# Rom 1:18-32: Paul and Homosexuality



## NeedNotFret (Dec 29, 2008)

I’ve just posted an article called, "Examining Romans 1:18-32: Paul's View of Homosexuality."

Outline of Paper:

Overview of Romans 1:18-23 
Relevance of 1:18-32 in Romans 
Relevance of vv. 18-23 to vv. 24-32 
A Closer Look at Romans 1:18-23 
The Progression of Evil in Rom 1:18-23 and vv. 26-27 
Radical Voices on Romans 1:24-27 
A Closer Look at Romans 1:24-27 
Focus on "Against Nature" and "Natural Use" 
Homosexuality as an Illustration 
Conclusion 
Endnotes
Original Outline of Thesis Chapter
Sermon Outline of Romans 1:24-27
Resources for Practical Details on Romans 1:24-32
"The following paper is a modified version of chapter two in my M.A. thesis, 'Paul's View of Male Homosexuality: An Exegetical Study.' I have shortened and simplified it to make the data more accessible (like deleting much of the overly technical details and transliterating the remaining Greek). While my writing has improved since I originally wrote my thesis, I have left my wording the same except for a few minor changes. I wrote my thesis before Robert Gagnon published his important work, _The Bible and Homosexual Practice: Texts and Hermeneutics_. My paper, however, can aid the average reader wanting more insight into the Romans 1 text. May it bring much glory to Christ."

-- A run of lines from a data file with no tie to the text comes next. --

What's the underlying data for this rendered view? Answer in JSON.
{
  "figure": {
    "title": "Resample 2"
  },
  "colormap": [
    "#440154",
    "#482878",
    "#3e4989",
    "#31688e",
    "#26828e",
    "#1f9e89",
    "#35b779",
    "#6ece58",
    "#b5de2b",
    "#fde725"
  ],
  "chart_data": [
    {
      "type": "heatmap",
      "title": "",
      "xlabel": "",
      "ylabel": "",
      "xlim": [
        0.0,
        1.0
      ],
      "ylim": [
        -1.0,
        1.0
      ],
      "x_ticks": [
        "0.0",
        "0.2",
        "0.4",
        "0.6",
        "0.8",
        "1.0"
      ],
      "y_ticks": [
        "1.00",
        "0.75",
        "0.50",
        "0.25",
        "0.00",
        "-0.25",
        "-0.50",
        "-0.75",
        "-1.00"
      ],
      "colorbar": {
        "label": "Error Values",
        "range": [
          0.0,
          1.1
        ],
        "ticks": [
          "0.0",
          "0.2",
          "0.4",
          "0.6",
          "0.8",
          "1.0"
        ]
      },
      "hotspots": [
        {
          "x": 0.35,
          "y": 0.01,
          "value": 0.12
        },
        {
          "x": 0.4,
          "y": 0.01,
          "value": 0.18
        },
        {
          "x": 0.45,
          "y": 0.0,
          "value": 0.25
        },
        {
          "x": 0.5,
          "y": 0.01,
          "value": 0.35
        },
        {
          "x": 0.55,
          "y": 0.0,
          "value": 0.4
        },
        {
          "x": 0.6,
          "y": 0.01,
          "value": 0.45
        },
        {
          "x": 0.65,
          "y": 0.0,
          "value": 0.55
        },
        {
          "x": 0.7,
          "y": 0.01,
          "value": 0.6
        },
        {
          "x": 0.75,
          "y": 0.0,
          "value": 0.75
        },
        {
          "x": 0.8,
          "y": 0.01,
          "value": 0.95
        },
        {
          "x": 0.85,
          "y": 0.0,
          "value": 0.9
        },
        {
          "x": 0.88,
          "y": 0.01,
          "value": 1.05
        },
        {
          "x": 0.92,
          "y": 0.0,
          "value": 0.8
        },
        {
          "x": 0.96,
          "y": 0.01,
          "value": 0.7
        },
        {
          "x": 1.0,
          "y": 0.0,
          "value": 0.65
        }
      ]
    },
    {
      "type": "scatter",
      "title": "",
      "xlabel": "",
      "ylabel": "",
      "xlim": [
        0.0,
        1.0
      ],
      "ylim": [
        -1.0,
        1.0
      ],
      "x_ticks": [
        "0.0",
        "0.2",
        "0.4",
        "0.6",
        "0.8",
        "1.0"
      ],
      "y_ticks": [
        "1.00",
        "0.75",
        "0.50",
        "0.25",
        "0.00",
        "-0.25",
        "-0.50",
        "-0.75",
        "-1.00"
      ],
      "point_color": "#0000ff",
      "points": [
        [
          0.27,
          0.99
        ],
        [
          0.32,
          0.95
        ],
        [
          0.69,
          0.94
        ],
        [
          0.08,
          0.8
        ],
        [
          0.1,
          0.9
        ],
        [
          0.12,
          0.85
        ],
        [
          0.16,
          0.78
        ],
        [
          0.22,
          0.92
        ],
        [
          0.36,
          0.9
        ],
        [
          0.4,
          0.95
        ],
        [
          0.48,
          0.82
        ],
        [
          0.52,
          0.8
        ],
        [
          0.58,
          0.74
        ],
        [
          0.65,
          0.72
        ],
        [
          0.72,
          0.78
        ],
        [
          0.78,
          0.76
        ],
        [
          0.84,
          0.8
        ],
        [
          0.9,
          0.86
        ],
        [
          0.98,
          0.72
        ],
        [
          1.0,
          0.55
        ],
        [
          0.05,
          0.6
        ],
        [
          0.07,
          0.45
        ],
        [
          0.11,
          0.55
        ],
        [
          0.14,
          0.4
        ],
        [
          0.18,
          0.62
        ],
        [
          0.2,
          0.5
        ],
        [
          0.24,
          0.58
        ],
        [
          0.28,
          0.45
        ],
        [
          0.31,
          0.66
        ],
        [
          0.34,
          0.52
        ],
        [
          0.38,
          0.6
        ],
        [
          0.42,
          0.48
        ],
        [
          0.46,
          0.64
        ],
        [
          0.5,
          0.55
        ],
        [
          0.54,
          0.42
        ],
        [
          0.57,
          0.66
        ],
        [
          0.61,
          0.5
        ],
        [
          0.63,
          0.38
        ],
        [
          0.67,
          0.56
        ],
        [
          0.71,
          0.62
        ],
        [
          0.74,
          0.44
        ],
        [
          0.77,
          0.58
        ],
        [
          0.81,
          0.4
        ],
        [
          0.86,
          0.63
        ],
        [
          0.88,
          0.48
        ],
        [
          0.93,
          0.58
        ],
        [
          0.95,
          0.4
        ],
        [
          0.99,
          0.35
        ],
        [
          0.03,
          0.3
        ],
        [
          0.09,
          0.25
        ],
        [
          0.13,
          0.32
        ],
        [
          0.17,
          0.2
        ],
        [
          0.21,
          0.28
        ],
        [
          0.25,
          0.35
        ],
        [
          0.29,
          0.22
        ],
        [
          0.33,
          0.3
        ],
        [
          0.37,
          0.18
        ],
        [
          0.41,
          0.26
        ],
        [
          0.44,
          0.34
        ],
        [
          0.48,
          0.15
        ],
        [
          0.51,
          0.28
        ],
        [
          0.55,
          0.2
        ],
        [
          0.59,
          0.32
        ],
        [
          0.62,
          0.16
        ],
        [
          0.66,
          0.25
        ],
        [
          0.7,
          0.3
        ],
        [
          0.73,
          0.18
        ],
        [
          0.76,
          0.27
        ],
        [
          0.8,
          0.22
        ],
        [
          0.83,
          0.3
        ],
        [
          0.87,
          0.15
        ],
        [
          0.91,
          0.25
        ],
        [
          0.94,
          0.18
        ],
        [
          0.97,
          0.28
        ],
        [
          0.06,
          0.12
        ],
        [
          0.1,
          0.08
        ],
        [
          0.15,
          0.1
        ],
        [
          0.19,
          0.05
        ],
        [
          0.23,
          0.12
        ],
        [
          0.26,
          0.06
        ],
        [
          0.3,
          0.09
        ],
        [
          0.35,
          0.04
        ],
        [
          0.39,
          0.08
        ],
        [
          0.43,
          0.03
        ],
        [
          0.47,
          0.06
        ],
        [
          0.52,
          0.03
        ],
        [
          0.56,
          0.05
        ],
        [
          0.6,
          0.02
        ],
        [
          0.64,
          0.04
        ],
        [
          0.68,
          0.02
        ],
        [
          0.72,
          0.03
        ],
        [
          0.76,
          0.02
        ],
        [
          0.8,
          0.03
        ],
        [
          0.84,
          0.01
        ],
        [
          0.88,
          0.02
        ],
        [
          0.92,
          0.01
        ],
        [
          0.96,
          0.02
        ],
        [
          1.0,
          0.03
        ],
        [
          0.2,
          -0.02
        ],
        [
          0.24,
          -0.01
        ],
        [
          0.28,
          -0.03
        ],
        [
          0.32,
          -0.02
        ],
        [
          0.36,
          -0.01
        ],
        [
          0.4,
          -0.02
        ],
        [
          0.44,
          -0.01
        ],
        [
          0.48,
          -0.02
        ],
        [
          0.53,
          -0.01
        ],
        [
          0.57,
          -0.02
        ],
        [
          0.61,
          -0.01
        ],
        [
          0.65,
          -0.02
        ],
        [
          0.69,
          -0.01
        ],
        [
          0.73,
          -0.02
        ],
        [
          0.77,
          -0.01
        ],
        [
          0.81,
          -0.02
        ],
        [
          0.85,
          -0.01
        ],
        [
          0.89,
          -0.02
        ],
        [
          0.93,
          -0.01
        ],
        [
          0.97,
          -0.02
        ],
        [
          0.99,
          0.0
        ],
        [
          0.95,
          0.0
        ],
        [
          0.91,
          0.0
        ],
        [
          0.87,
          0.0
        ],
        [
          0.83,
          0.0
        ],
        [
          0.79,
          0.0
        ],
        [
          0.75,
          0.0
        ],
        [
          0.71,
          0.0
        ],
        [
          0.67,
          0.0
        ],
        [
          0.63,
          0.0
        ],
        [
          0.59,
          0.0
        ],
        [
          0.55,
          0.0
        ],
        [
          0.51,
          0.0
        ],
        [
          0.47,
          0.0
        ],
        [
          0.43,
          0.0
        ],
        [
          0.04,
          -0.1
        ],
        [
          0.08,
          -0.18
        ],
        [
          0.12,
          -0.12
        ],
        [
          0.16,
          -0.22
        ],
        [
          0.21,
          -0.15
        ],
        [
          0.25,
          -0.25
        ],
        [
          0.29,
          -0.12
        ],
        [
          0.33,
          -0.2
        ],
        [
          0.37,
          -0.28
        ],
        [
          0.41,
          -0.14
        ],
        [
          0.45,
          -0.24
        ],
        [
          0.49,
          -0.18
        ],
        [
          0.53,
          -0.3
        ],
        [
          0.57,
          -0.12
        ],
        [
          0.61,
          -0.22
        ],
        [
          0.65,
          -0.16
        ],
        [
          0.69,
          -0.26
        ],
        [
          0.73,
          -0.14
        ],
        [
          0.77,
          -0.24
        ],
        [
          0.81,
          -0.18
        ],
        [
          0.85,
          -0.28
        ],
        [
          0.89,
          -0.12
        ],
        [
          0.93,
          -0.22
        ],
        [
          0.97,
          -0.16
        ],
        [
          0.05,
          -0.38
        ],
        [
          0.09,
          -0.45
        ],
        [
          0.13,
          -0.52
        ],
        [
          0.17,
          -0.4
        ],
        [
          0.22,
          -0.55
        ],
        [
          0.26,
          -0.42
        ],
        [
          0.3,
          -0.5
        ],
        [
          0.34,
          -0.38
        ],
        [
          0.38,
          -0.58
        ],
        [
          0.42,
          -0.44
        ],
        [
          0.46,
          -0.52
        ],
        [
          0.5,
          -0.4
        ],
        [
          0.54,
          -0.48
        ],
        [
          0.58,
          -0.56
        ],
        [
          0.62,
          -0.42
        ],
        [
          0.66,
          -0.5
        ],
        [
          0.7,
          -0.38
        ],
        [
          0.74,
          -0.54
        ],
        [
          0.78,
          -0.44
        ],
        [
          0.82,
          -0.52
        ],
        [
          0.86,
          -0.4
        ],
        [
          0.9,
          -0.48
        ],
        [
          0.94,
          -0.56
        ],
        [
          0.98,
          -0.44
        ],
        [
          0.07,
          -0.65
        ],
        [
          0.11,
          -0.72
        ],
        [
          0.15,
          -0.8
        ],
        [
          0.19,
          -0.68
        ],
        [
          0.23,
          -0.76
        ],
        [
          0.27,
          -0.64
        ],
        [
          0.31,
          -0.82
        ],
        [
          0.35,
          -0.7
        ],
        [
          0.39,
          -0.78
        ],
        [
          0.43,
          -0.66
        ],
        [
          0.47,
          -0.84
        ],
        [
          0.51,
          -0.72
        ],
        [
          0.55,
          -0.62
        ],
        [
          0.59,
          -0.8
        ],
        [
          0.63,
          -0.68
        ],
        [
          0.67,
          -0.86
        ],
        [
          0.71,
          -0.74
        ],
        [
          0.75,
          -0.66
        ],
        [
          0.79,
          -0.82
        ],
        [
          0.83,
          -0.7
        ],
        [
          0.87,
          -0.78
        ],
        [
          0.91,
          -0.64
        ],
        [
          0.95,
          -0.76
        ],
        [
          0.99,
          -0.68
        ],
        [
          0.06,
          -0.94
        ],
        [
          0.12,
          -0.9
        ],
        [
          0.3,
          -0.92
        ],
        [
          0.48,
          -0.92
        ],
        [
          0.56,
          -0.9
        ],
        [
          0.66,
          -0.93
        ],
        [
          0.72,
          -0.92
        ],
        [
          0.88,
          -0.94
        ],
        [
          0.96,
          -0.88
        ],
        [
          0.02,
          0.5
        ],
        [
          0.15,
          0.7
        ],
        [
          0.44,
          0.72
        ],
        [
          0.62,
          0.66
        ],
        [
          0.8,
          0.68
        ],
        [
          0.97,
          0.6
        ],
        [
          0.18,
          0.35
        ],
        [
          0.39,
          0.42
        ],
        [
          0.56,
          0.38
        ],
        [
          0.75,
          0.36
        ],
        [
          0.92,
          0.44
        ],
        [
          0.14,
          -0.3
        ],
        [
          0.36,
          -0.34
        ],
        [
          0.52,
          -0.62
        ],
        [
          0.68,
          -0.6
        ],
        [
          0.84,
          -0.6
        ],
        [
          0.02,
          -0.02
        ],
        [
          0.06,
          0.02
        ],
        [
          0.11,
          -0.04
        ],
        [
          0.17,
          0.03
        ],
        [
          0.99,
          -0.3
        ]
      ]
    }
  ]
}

See full article here: Need Not Fret - EXAMINING ROMANS 1:18-32--Paul's View of Homosexuality


----------



## Matthew1034 (Dec 29, 2008)

I have this bookmarked for future reference, but am now curious why you used "moo" as a tag??


----------



## NeedNotFret (Dec 29, 2008)

Matthew,
The reason I used Moo as a tag is because I quote his Roman's commentary a lot, at least, in the original thesis. (And, he was one of my readers.)


----------